When I imagined this iconic character of Johnny Canuck and researched his 140 years of existence, I realized that his character didn’t have a whole lot of depth. Sure he was easy to grasp and likeable but beyond hard working and humble, his character was wide open.
From experience I’ve learned that all great characters have history, flaws, instincts and as a director or actor, they need rules. The following details some of the main laws we put in place for our simple Johnny Canuck character.

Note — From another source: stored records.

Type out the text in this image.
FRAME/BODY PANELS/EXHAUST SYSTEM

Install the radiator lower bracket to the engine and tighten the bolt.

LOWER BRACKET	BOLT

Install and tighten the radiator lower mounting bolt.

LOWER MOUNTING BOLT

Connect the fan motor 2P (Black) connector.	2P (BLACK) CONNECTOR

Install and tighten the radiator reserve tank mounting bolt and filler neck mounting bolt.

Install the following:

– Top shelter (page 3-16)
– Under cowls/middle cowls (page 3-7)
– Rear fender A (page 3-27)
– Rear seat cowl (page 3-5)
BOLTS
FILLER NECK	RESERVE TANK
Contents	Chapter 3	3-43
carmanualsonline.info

Johnny’s Universe and its simple rule
One of the first rules I established for our specific Johnny Canuck Universe, was that nothing should seem out of place from the 1940′s or earlier. Sure some items and wardrobe might resist this rule, but this rule became a quick and comprehensible way to block out tempting concepts that could weaken the film’s consistency. For example, would Johnny use a modern chainsaw? That would mean he would work less and Johnny does not understand laziness. He’ll stick to the axe thank you very much.

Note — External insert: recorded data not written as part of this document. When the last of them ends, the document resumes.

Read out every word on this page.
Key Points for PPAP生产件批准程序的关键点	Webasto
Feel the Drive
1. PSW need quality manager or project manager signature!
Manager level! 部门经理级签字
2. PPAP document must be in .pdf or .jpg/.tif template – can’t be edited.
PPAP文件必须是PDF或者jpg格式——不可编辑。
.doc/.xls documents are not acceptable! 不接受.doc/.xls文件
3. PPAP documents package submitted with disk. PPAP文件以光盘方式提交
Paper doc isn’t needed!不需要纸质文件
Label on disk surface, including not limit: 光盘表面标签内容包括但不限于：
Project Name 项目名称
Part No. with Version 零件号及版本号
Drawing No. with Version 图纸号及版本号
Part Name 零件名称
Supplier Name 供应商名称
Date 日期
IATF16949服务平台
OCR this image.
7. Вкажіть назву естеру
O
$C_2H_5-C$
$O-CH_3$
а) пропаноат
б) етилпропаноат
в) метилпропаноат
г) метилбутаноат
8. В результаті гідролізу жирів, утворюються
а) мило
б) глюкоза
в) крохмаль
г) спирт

Johnny will challenge anyone or anything that threatens his surroundings, namely his forest. When I was determining this instinct for Johnny’s character, I kept relating to Batman and Gotham. Johnny’s Gotham is his forest, his life, his livelihood and his greatest care in the world. What Batman would do for Gotham, Johnny would do for the woods.
Character vs. Actor
In regards to acting as Johnny Canuck for the films, my goal was and still is to keep Johnny in his film world as much as possible. If I were to act as Johnny and sit on a talk show couch as Johnny, Johnny would get a whole lot less intriguing. This rule also went the other way, in that if someone or something, or even a concept or Canucks reference appeared in the films, they would have to conform or reinvent themselves to enter into Johnny’s Universe.
I live for this type of character and universe development, and learned much of it from working with the Dark Knight film creators and comic book legend Marv Wolfman. Whether it shows on film or not, these previous rules we followed are pretty common and obvious, but important none the less.